[Cryptography] 'The intelligence coup of the century'

Henry Baker hbaker1 at pipeline.com
Sat Feb 15 11:51:04 EST 2020


At 10:45 AM 2/14/2020, John Young wrote:
>At 01:25 PM 2/14/2020, you wrote:
>>> On 2020-02-14 (45), at 05:10:39, John Young <jya at pipeline.com> wrote:
>>> At 12:08 AM 2/14/2020, you wrote:
>>>> BTW, IBM mainframes had powerful radio side-channels
>>
>>[ 
 ]
>>>
>>> Is this a TEMPEST tool, perhaps long used, even now? Ross Anderson aware of it?
>>
>>IIRC, Soviet ops for a FIALKA site specified a shoot to kill perimeter of 30M.
>>__outer
>
>Do SCIFs solve this emanations threat if computers and gaggle of devices, cables and whatnot remain leaky depending on willingness to pay top prices? Crypto AG-ism has hardly gone away.

Post-WWII, the Brits used inductive coupling to grab data
from the cables leading to teletypes in SCIF-type rooms.

I believe that the U.S. & West German govts had ready access
to most all of the main telephone cables in East Berlin due
to their having been run through the subway/underground system.
Of course, the same was also true of the West Berlin cables,
but I think that the West German cables were relatively soon
patched around to avoid this attack by the Easties.

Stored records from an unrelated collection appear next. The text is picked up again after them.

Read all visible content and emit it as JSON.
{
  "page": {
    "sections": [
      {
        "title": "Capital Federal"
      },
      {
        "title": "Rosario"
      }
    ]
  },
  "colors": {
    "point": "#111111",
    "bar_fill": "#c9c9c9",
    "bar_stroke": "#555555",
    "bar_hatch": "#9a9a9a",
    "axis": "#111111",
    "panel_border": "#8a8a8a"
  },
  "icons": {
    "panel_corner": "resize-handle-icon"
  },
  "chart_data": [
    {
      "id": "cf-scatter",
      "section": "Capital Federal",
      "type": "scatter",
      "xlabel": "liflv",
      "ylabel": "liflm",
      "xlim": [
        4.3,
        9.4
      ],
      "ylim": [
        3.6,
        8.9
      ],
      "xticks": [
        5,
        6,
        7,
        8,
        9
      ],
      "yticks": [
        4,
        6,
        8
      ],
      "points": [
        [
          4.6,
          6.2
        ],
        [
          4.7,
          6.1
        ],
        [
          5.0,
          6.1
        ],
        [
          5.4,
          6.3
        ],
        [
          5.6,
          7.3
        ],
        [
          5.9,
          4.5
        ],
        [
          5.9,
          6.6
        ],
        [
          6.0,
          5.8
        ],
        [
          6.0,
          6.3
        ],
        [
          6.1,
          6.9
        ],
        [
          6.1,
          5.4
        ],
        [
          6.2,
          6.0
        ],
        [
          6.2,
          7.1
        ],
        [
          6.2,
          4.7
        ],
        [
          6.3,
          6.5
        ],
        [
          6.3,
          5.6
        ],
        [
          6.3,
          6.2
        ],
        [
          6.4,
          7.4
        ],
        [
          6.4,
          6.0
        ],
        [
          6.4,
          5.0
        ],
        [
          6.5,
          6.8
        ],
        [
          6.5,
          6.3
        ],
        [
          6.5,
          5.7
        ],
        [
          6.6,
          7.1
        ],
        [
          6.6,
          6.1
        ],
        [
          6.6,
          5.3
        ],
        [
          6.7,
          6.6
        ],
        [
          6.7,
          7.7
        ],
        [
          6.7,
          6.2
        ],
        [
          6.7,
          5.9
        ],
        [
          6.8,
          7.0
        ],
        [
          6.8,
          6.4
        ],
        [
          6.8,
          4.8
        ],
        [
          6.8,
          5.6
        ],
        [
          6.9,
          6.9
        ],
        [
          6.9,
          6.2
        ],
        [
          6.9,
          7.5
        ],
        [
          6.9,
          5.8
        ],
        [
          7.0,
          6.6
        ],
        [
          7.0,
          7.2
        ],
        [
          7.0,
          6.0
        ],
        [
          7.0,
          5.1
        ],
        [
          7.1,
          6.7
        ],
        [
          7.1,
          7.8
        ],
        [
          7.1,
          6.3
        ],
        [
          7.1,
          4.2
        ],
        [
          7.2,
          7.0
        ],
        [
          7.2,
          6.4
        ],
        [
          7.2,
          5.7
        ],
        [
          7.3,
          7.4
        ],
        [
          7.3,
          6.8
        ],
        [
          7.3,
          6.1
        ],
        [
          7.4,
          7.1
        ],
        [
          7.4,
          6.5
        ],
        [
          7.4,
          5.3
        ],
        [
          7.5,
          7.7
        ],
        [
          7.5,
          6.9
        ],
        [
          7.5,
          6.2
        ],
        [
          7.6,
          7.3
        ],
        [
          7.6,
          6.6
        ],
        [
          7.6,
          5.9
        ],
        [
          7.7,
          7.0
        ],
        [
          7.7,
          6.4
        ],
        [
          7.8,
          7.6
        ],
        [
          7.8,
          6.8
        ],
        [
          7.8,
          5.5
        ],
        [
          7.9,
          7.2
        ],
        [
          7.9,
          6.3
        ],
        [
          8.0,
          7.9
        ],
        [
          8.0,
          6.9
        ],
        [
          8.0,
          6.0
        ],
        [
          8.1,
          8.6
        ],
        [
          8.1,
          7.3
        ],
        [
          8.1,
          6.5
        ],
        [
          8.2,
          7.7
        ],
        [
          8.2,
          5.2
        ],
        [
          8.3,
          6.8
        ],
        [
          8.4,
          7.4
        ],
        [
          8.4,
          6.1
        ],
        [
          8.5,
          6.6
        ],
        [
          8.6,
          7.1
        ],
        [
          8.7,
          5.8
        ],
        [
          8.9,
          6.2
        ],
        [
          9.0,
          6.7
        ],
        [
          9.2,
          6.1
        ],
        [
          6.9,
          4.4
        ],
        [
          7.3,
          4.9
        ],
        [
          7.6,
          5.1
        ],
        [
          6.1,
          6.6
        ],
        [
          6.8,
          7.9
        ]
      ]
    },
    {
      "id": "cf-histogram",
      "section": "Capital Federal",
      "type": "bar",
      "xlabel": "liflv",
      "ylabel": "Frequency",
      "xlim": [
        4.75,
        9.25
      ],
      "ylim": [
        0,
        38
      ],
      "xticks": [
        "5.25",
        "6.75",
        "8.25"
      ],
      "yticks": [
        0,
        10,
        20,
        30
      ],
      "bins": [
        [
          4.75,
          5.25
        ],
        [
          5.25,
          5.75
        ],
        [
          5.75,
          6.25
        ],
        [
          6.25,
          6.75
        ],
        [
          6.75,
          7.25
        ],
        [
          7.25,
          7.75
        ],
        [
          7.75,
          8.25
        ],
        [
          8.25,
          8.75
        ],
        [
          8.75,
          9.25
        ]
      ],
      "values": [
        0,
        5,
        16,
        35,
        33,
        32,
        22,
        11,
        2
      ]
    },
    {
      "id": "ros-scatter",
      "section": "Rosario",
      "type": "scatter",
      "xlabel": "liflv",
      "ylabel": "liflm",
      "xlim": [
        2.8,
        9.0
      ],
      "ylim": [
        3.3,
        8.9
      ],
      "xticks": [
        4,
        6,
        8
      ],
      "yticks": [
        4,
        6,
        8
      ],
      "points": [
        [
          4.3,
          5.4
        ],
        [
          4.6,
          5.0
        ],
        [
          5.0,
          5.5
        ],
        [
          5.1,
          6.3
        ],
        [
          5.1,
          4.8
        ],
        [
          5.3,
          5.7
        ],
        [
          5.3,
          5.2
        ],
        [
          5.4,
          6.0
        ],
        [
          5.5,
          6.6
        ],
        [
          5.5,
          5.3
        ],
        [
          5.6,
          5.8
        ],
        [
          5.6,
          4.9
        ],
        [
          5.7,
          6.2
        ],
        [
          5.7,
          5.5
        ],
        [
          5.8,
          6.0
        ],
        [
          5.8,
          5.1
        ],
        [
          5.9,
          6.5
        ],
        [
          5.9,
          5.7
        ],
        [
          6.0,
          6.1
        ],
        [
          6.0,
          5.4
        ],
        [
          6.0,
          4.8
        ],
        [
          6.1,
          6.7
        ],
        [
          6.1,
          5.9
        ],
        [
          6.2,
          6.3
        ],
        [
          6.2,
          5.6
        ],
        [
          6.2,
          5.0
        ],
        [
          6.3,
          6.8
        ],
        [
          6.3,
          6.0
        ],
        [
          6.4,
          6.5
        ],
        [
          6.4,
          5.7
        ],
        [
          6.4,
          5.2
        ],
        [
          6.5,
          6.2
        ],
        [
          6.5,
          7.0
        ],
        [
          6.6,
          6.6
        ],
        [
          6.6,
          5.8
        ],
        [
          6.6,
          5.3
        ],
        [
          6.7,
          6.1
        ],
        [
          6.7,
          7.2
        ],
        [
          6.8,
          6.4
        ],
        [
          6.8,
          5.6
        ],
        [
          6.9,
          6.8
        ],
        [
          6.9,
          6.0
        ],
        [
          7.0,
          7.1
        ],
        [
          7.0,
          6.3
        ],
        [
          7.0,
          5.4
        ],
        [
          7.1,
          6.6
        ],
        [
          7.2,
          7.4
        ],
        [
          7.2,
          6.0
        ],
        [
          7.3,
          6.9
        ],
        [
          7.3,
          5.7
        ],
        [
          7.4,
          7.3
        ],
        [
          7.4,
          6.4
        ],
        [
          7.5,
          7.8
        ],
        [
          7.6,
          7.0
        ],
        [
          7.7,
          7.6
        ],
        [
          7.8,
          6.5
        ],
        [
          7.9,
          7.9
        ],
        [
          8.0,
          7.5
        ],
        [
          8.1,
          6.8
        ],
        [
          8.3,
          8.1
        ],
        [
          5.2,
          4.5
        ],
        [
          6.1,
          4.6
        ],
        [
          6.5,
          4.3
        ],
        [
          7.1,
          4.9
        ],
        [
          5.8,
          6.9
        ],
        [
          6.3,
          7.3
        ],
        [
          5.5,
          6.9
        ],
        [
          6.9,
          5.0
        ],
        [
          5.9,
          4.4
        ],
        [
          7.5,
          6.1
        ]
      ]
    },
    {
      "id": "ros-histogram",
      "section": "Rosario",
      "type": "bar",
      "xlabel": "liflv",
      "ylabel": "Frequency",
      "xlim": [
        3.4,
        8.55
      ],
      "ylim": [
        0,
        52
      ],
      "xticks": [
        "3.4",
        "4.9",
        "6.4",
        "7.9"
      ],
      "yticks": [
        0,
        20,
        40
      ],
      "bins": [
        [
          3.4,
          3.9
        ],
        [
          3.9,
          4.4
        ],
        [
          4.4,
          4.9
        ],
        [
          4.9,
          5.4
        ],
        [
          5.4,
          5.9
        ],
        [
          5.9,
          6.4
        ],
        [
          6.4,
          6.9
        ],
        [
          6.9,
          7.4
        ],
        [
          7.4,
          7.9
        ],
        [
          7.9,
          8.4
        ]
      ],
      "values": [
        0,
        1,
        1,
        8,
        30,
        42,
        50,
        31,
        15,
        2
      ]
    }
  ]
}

An aside re W. German telephone lines:
Thanks to the U.S. taxpayers, the U.S. replaced virtually
the *entire* W. German telephone system post-WWII.  As a
result, W. Germany has the *best copper* in the world!
So W. Germany was in a better position to utilize "DSL"
technolgy better than anywhere else.  Too bad they didn't
wire up with coax or fiber...  :-(

And during WWII itself, the Swedes tapped into the cables
running some of the German traffic through Sweden, and were
able to decrypt & read this traffic.